Source : A voir - A lire.com - 28 octobre 2010
Chef d’oeuvre pour les uns, honteux chantage à l’émotion pour les autres, Le vieux fusil ne peut laisser indifférent par la puissance d’évocation de ses images. Le public, lui, en a fait un triomphe.
L’argument : 1944 à Montauban, le chirurgien Julien Dandieu (Philippe Noiret), décide de mettre sa femme Clara (Romy Schneider) et sa fille Florence à l’abri en attendant la fin de la guerre. Il les installe à la campagne, dans son château familial. Quelques jours plus tard, Julien décide de les rejoindre. Il découvre alors avec horreur que les SS sont déjà passés par là...
Notre avis : Librement inspiré du terrible drame d’Oradour-sur-Glane qui a vu une division SS éliminer la totalité des habitants du village lors d’une expédition punitive en 1944, Le vieux fusil (1975) est une oeuvre puissante qui a fait couler beaucoup d’encre et qui continue aujourd’hui à susciter des réactions extrêmes de la part des spectateurs. Certains dénoncent un chantage à l’émotion pratiqué par un cinéaste revanchard qui vise à mettre en exergue la loi du talion, tandis que d’autres y voient avant tout un film d’amour fou contrarié par la grande Histoire. Les deux camps mettent en avant des arguments qui tiennent la route et ne sont pas forcément contradictoires.
La grande originalité du "Vieux fusil" est d’avoir dynamité de l’intérieur un film français classique en proposant au public une expérience d’une rare violence psychologique. Malgré un casting trois étoiles constitué d’acteurs reconnus (Philippe Noiret et Romy Schneider, tout de même), Robert Enrico signe une oeuvre radicale qui emprunte beaucoup de ses effets au cinéma d’exploitation.
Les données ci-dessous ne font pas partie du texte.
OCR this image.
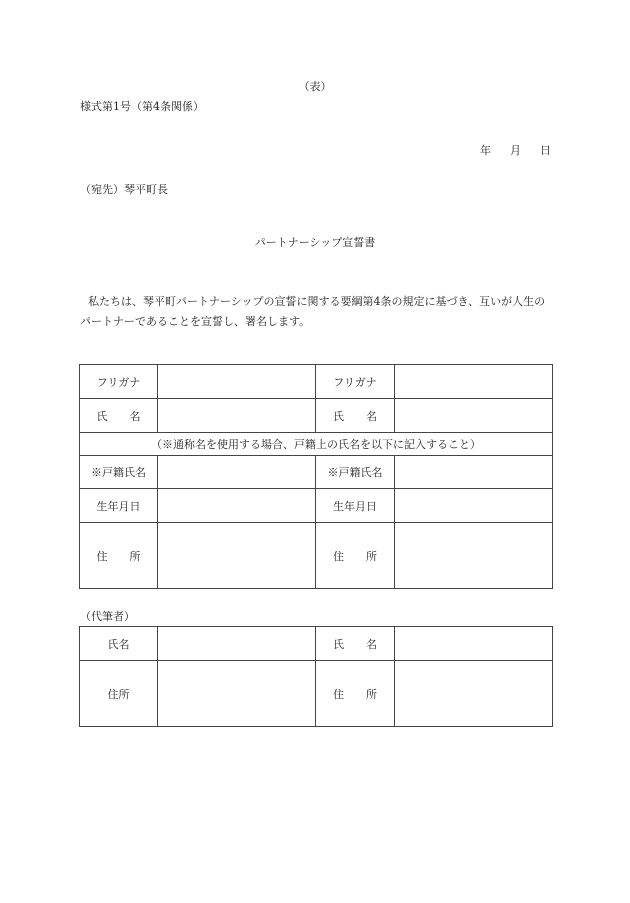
（表）
様式第1号（第4条関係）
年 月 日
（宛先）琴平町長
パートナーシップ宣誓書
私たちは、琴平町パートナーシップの宣誓に関する要綱第4条の規定に基づき、互いが人生のパートナーであることを宣誓し、署名します。
フリガナ		フリガナ	
氏　　名		氏　　名	
（※通称名を使用する場合、戸籍上の氏名を以下に記入すること）			
※戸籍氏名		※戸籍氏名	
生年月日		生年月日	
住　　所		住　　所	
（代筆者）
氏名		氏　　名	
住所		住　　所	
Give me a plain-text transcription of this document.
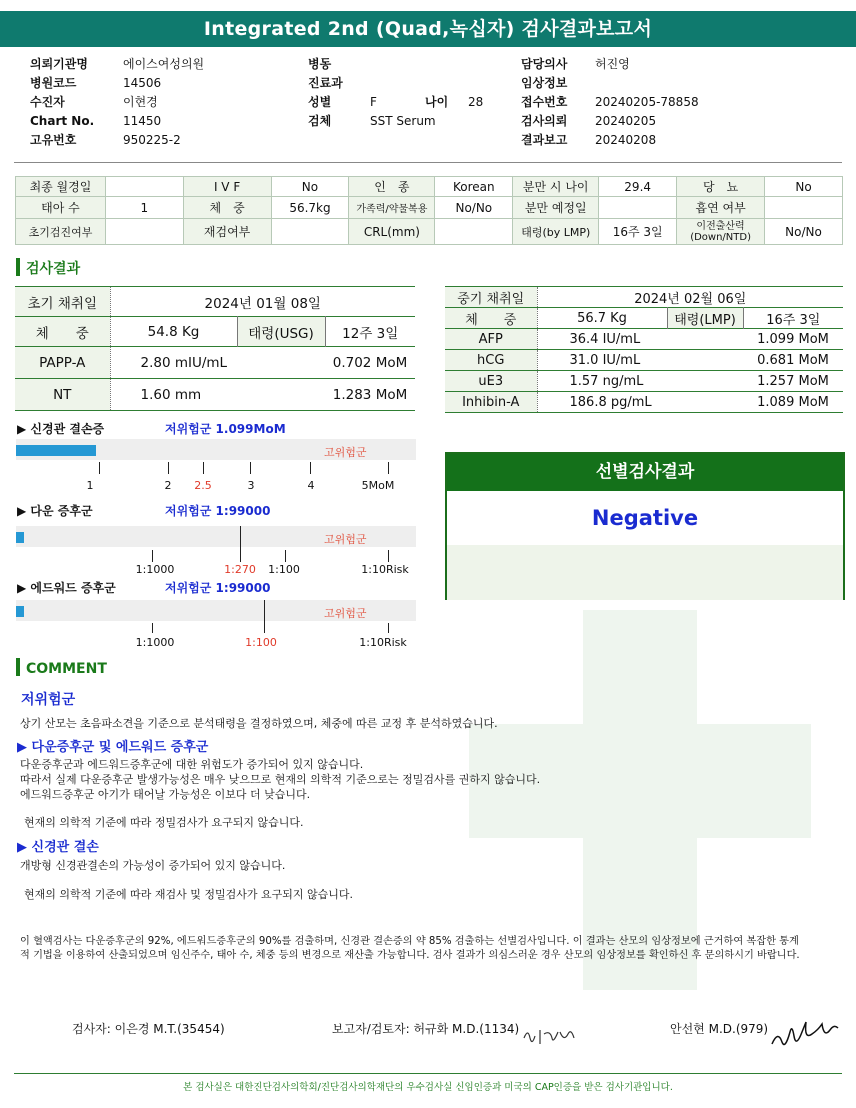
Integrated 2nd (Quad,녹십자) 검사결과보고서
의뢰기관명	에이스여성의원
병원코드	14506
수진자	이현경
Chart No. 11450
고유번호	950225-2
병동
진료과
성별	F	나이 28
검체	SST Serum
담당의사 허진영
임상정보
접수번호 20240205-78858
검사의뢰 20240205
결과보고 20240208
최종 월경일		I V F	No	인　종	Korean	분만 시 나이	29.4	당　뇨	No
태아 수	1	체　중	56.7kg	가족력/약물복용	No/No	분만 예정일		흡연 여부	
초기검진여부		재검여부		CRL(mm)		태령(by LMP)	16주 3일	이전출산력 (Down/NTD)	No/No
검사결과
초기 채취일	2024년 01월 08일		
체　　중	54.8 Kg	태령(USG)	12주 3일
PAPP-A	2.80 mIU/mL		0.702 MoM
NT	1.60 mm		1.283 MoM
중기 채취일	2024년 02월 06일		
체　　중	56.7 Kg	태령(LMP)	16주 3일
AFP	36.4 IU/mL		1.099 MoM
hCG	31.0 IU/mL		0.681 MoM
uE3	1.57 ng/mL		1.257 MoM
Inhibin-A	186.8 pg/mL		1.089 MoM
▶ 신경관 결손증	저위험군 1.099MoM
고위험군
1	2 2.5	3	4	5MoM
▶ 다운 증후군	저위험군 1:99000
고위험군
1:1000	1:270 1:100	1:10Risk
▶ 에드워드 증후군	저위험군 1:99000
고위험군
1:1000	1:100	1:10Risk
선별검사결과
Negative
COMMENT
저위험군
상기 산모는 초음파소견을 기준으로 분석태령을 결정하였으며, 체중에 따른 교정 후 분석하였습니다.
▶ 다운증후군 및 에드워드 증후군
다운증후군과 에드워드증후군에 대한 위험도가 증가되어 있지 않습니다.
따라서 실제 다운증후군 발생가능성은 매우 낮으므로 현재의 의학적 기준으로는 정밀검사를 권하지 않습니다.
에드워드증후군 아기가 태어날 가능성은 이보다 더 낮습니다.
현재의 의학적 기준에 따라 정밀검사가 요구되지 않습니다.
▶ 신경관 결손
개방형 신경관결손의 가능성이 증가되어 있지 않습니다.
현재의 의학적 기준에 따라 재검사 및 정밀검사가 요구되지 않습니다.
이 혈액검사는 다운증후군의 92%, 에드워드증후군의 90%를 검출하며, 신경관 결손증의 약 85% 검출하는 선별검사입니다. 이 결과는 산모의 임상정보에 근거하여 복잡한 통계
적 기법을 이용하여 산출되었으며 임신주수, 태아 수, 체중 등의 변경으로 재산출 가능합니다. 검사 결과가 의심스러운 경우 산모의 임상정보를 확인하신 후 문의하시기 바랍니다.
검사자: 이은경 M.T.(35454)	보고자/검토자: 허규화 M.D.(1134)	안선현 M.D.(979)
본 검사실은 대한진단검사의학회/진단검사의학재단의 우수검사실 신임인증과 미국의 CAP인증을 받은 검사기관입니다.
Au lieu de suggérer l’horreur de la situation (un village entier massacré par des SS, et le meurtre atroce de la petite famille d’un notable qui cherche alors à se venger), Robert Enrico opte pour une totale exposition de la violence, au risque de déplaire aux tenants du bon goût. Sa vision de la guerre est donc sale, désespérée et terriblement crue. Il n’épargne rien au spectateur, entre scènes de viol collectif, massacre d’un village entier, meurtres d’enfants et de femmes au lance-flamme. Autant dire que le résultat final s’avère difficilement supportable, d’autant qu’il est souligné par une musique angoissante (et géniale) de François de Roubaix.
Symptomatique d’un certain cinéma jusqu’au-boutiste des années 70, "Le vieux fusil" met terriblement mal à l’aise et interroge la capacité du spectateur à supporter l’horreur à l’état pur. En cela, la seconde partie du métrage (la croisade vengeresse du notable fou de douleur) fait clairement appel aux sentiments les plus nauséabonds de l’être humain. Toutefois, il est bon de rappeler à ceux qui accusent le film d’être une apologie du fascisme que le personnage principal agit clairement sous le coup de la douleur et même, comme le révèle le bouleversant plan séquence final, de la folie pure et simple. A la manière du Sam Peckinpah des Chiens de paille, Robert Enrico a signé une oeuvre ambigüe sur la violence, entre fascination et dégoût. En tout cas, le public français de l’époque a répondu présent puisque le long-métrage a attiré 3 347 400 spectateurs dans son château des horreurs. Le film a ensuite obtenu 3 César mérités dont celui du meilleur film, du meilleur acteur pour Philippe Noiret et de la meilleure musique. Dix ans plus tard, le film d’Enrico a même reçu le César des Césars lors d’un vote spécial. Une popularité jamais démentie pour un film toujours conspué par une grande partie de la critique. Et pourtant, rares sont les films français à posséder une telle force d’évocation à propos d’un conflit aussi barbare.